Westerstede: Angeklagter soll 29 Menschen beim Terrassenbau betrogen haben
Ein Mann im Alter von 45 Jahren muss bald vor das Schöffengericht des Amtsgerichts Westerstede (Landkreis Oldenburg, Niedersachsen). Ihm wird vorgeworfen, als Geschäftsführer der Firma Profi-Terrassen gewerbsmäßig Betrug begangen zu haben. Insgesamt 29 Menschen aus dem Ammerland und den Nachbarkreisen sollen auf seine Masche hereingefallen sein.

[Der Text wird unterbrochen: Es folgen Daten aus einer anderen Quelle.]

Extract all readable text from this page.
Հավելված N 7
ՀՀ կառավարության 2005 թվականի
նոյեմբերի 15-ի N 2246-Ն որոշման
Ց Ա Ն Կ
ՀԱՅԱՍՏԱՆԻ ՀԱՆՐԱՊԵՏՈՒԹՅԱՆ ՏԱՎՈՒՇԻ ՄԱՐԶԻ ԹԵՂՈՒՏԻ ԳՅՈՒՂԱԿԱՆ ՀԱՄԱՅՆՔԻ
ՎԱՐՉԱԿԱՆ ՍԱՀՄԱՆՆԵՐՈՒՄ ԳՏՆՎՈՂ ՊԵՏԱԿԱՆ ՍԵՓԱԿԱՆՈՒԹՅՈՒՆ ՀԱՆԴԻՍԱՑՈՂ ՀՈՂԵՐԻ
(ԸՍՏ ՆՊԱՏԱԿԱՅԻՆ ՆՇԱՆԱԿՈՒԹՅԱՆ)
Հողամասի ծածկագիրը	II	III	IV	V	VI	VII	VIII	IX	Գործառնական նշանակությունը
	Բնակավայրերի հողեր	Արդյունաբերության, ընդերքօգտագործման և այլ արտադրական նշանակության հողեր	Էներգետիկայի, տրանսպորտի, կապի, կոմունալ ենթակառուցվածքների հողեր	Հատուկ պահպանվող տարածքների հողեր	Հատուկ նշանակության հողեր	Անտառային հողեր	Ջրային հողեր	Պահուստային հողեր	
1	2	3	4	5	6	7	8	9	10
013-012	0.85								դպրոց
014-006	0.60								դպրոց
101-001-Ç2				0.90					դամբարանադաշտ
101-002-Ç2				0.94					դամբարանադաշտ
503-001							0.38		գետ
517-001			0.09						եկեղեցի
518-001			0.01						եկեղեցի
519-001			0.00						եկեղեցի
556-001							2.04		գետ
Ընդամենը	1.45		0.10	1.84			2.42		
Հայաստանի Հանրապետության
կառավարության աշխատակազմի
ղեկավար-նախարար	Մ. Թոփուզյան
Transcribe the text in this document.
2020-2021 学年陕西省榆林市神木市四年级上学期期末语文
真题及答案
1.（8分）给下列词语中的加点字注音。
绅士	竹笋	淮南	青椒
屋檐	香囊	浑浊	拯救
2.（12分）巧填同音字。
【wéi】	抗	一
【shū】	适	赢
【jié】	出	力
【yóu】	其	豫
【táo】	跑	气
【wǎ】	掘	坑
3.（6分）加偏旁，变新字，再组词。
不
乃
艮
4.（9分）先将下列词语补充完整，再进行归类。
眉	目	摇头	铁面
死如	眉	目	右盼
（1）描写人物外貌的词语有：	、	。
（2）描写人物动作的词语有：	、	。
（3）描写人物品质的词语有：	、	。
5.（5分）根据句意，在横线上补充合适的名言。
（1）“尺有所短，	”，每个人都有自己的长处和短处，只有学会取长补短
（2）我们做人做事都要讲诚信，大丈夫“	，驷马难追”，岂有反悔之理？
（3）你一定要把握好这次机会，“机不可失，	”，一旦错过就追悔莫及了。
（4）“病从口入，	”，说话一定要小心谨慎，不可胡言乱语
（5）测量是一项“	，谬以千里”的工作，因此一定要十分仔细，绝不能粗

Der Angeklagte bot den Kunden die Lieferung und den Einbau von Wintergärten oder Terrassenüberdachungen an. Damit die Kunden einen festen Bautermin bekamen, forderte er Abschlagszahlungen. Diese lagen meist zwischen 30 und 50 Prozent des gesamten Kaufpreises. Die Staatsanwaltschaft Oldenburg geht jedoch davon aus, dass der Mann nie die Absicht hatte, die Arbeiten tatsächlich auszuführen.
Stattdessen wollte er das Geld einfach für sich behalten. Auf diese Weise habe er sich eine dauerhafte und lukrative Einnahmequelle geschaffen, ohne eine Gegenleistung zu erbringen. Der Zeitraum der Taten lag zwischen dem 2. November 2023 und dem 9. September 2024.
Am 18. August 2026 geht es nun im Saal 1 des Gerichts um die Frage, ob diese Vorwürfe stimmen. Ob und inwieweit sich der Mann strafbar gemacht hat, klärt nun das Gericht. Bis zu einem rechtskräftigen Urteil gilt die Unschuldsvermutung.